According to the U.S. Census Bureau, the manufacturing sector is the largest contributor to e-commerce sales (42% of their total shipments), followed by merchant wholesalers (23.4% of their total sales). These two segments make up the business-to-business category.
Retailers and service providers generated just 4.0% and 2.3%, respectively, of their revenues online, a slightly higher percentage than they were in the prior year. The Bureau categorizes these two segments as business-to-consumer.

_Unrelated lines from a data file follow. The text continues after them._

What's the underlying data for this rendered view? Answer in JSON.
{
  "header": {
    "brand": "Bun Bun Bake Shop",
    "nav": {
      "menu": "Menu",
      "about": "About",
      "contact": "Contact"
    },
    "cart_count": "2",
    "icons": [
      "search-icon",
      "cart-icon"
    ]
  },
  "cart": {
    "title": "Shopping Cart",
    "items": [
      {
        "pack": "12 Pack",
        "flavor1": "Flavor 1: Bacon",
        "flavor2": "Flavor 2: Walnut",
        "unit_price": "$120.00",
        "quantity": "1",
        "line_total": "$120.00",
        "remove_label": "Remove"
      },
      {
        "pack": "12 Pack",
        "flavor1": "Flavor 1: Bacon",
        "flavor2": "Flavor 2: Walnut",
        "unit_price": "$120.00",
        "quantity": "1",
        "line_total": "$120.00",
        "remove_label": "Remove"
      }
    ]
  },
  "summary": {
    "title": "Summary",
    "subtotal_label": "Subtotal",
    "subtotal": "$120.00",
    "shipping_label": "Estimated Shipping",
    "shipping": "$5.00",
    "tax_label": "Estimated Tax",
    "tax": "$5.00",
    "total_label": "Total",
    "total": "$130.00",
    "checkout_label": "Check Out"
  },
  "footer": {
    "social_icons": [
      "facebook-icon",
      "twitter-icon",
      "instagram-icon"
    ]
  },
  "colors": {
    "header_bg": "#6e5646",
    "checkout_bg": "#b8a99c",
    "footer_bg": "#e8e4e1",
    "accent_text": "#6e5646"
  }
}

The business-to-business category makes up 91% of total e-commerce sales, with the balance coming from the business-to-consumer category. The fastest-growing segments were manufacturing and services. [All the above data from the U.S. Census Bureau relate to 2009, as published in May 2011.]
Key Drivers
Since the industry is in evolution, the drivers are varying, or changing flavor. For instance, the initial push came from the time savings and convenience of online transactions. To this were added the benefits of comparison shopping and personal recommendations. As technology required for personalized recommendations developed, became more available and its benefits more evident, most "e-tailers" started adding the feature until it is now considered a must-have.
Today, the biggest driver of growth in the industry is the adoption of smartphones, tablets and other mobile Internet devices. Smartphones continue to lead the way all over the world, although tablets are growing very fast, followed by other devices. comScore estimates that non-computer Internet traffic in the U.S. was 6.8% in August 2011, with smartphones accounting for two-thirds and tablets accounting for most of the rest. Other countries with significant Internet traffic through non-computing devices include Singapore, the U.K., Japan, Australia, Canada, Spain, India, France and Brazil, in that order.
In the fourth quarter of 2011, over 47% of U.